Claro que dizer que a GIS é superior à Legião é uma opinião estritamente pessoal, mas parece-me que o supergrupo da Marvel é mais arrojado e peculiar. O visual hiponga dos integrantes da GIS, cortesia de Dave Cockrum, é puro deleite e sofisticação. Saem os rostinhos de adolescentes playboyzinhos e entram as faces atormentadas de alienígenas cascudos. Sem falar que, talvez com a exceção do Gladiador, nunca houve efetiva esmiuçada das origens secretas dos membros da Guarda Imperial, o que poderia resultar na produção de histórias estupidamente interessantes.

Legião dos Super-Heróis (colunas ímpares) e GIS (colunas pares): semelhanças inegáveis

Legião dos Super-Heróis (colunas ímpares) e GIS (colunas pares): semelhanças inegáveis

Afinal de contas, copiar compensa?

Utilizar personagens de sucesso e bem estabelecidos da concorrência vale a pena. Em primeiro lugar, o empréstimo de personagens fomenta experimentos interessantes como interações de atores que nunca se encontrariam fora dos crossovers editoriais. Além disso, o fato de usar personagens prontos é conveniente, porque eventual falta de sucesso das histórias não trará maiores problemas, bastando relegar a cópia ao limbo. Se, ao contrário, houver repercussão positiva, tanto melhor, já que a editora que recriou o personagem conseguirá resultados minimamente satisfatórios com baixo investimento de tempo e dinheiro. Finalmente, a recriação de heróis pode ensejar a produção de momentos cômicos e ou peculiares, que podem até significar aperfeiçoamento em relação aos personagens originais. Se o Flash (Barry Allen) era policial antes de ganhar os poderes, sua versão no Esquadrão Supremo (Whizzer) era carteiro. Vai dizer que não faz mais sentido o último ter sido agraciado com o dom da velocidade?
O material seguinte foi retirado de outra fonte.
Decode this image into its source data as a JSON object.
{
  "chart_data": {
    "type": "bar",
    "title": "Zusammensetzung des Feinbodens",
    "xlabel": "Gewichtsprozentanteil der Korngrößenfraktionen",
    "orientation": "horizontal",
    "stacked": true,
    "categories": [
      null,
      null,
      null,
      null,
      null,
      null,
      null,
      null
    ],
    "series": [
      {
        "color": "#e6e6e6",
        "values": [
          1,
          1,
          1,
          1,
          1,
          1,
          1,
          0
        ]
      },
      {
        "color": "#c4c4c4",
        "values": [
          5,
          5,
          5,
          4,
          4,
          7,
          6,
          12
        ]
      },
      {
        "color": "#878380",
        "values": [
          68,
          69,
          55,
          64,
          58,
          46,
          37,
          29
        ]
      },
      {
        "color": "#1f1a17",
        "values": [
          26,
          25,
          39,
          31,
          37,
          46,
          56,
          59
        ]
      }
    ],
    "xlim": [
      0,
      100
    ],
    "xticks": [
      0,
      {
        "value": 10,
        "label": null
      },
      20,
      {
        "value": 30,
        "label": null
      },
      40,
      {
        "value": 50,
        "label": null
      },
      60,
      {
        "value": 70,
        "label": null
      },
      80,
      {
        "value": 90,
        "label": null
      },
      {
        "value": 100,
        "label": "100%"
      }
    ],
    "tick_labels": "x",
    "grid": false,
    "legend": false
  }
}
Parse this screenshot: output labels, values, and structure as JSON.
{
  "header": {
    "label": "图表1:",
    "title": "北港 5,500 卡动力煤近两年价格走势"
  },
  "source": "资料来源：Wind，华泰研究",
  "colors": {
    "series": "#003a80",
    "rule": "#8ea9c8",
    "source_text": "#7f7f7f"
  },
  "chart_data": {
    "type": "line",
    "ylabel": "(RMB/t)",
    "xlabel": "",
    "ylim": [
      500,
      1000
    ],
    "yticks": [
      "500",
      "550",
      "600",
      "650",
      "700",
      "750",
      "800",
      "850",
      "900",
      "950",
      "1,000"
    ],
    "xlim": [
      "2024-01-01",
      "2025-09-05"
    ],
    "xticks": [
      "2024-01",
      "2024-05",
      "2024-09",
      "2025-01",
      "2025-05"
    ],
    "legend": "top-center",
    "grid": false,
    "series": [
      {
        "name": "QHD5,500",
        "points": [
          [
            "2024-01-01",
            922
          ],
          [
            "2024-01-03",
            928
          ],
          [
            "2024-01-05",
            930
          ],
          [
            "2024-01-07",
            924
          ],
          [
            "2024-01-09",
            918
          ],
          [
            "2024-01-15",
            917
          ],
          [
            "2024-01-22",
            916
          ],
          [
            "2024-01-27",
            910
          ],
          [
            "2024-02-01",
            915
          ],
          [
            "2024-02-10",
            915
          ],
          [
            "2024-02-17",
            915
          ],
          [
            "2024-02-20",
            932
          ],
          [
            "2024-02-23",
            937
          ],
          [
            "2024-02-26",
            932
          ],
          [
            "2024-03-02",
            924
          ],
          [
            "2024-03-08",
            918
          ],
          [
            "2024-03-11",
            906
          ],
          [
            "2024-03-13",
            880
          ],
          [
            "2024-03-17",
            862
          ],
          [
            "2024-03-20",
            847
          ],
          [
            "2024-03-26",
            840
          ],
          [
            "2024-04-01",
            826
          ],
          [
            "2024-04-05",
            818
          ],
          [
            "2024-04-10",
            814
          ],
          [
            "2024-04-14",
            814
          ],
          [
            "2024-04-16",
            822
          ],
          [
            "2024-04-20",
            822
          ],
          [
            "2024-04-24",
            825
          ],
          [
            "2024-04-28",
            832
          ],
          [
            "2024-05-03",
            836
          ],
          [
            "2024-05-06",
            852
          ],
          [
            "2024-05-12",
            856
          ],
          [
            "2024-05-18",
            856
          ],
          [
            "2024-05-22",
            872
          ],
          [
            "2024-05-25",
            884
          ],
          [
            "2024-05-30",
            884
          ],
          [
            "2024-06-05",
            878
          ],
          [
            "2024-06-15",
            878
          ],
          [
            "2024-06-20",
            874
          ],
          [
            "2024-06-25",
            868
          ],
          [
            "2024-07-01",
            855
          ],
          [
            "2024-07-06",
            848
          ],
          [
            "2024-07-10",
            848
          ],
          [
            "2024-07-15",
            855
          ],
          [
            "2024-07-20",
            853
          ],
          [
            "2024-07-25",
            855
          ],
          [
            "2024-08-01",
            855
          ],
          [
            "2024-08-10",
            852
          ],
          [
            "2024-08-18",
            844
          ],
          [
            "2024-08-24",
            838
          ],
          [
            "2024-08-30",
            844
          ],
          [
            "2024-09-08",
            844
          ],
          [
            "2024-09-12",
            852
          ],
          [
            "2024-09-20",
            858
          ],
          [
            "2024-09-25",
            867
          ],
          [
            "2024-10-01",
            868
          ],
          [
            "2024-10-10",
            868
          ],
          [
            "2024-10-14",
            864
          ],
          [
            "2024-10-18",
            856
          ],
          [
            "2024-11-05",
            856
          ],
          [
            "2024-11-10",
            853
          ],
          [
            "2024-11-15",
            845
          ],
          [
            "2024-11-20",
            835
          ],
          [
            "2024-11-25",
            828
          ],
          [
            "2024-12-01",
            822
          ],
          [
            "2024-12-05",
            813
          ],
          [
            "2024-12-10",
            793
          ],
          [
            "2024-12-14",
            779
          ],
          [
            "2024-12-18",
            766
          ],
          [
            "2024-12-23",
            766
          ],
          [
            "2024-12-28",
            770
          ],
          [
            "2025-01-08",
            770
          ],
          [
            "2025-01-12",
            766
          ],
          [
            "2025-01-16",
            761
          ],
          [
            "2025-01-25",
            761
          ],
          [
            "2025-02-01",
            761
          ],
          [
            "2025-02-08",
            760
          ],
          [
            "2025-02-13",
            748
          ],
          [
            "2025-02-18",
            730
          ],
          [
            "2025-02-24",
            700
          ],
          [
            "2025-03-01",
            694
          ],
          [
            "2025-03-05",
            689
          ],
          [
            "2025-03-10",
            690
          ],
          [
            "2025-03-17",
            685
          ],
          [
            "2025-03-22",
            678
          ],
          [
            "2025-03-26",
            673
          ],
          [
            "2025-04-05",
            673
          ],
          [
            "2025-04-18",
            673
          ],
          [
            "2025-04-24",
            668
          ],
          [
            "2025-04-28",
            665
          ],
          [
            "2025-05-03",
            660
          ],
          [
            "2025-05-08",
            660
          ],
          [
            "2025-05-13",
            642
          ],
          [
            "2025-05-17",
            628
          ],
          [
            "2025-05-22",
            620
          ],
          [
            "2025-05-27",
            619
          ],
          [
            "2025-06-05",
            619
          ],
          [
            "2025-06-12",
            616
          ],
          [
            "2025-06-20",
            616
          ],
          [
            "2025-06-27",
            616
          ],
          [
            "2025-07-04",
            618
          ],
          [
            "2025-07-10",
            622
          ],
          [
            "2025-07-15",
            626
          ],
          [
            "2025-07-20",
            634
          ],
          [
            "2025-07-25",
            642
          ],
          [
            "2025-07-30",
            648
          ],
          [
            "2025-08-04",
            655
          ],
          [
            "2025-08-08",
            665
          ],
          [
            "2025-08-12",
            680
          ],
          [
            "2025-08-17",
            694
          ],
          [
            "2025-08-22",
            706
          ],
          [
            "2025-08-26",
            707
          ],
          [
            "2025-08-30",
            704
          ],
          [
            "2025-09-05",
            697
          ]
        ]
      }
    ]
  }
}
Possíveis questionamentos judiciais relativos a direitos autorais tampouco preocupam. O plágio inter-editorial é recíproco e desestimula o ajuizamento de ações, já que a editora que processa num dia será processada no outro. Conforme visto, a prática do plágio é tão disseminada e descarada que Marvel e DC fazem vista grossa para novas ocorrências.

Copiar personagens é um jogo de ganha-ganha para todos os envolvidos. Ganha a editora que teve o personagem copiado, já que há reconhecimento tácito da importância e capacidade de influência daquele personagem. E ganha ainda mais a editora que plagiou, já que, com pequeno esforço, consegue reforçar seu panteão de heróis e vilões, no melhor estilo o que vier é lucro.

Cena de Avengers # 144 : Esquadrão Supremo vs Vingadores ou Liga vs Campeões de Angor?

Cena de Avengers # 144 : Esquadrão Supremo vs Vingadores ou Liga vs Campeões de Angor?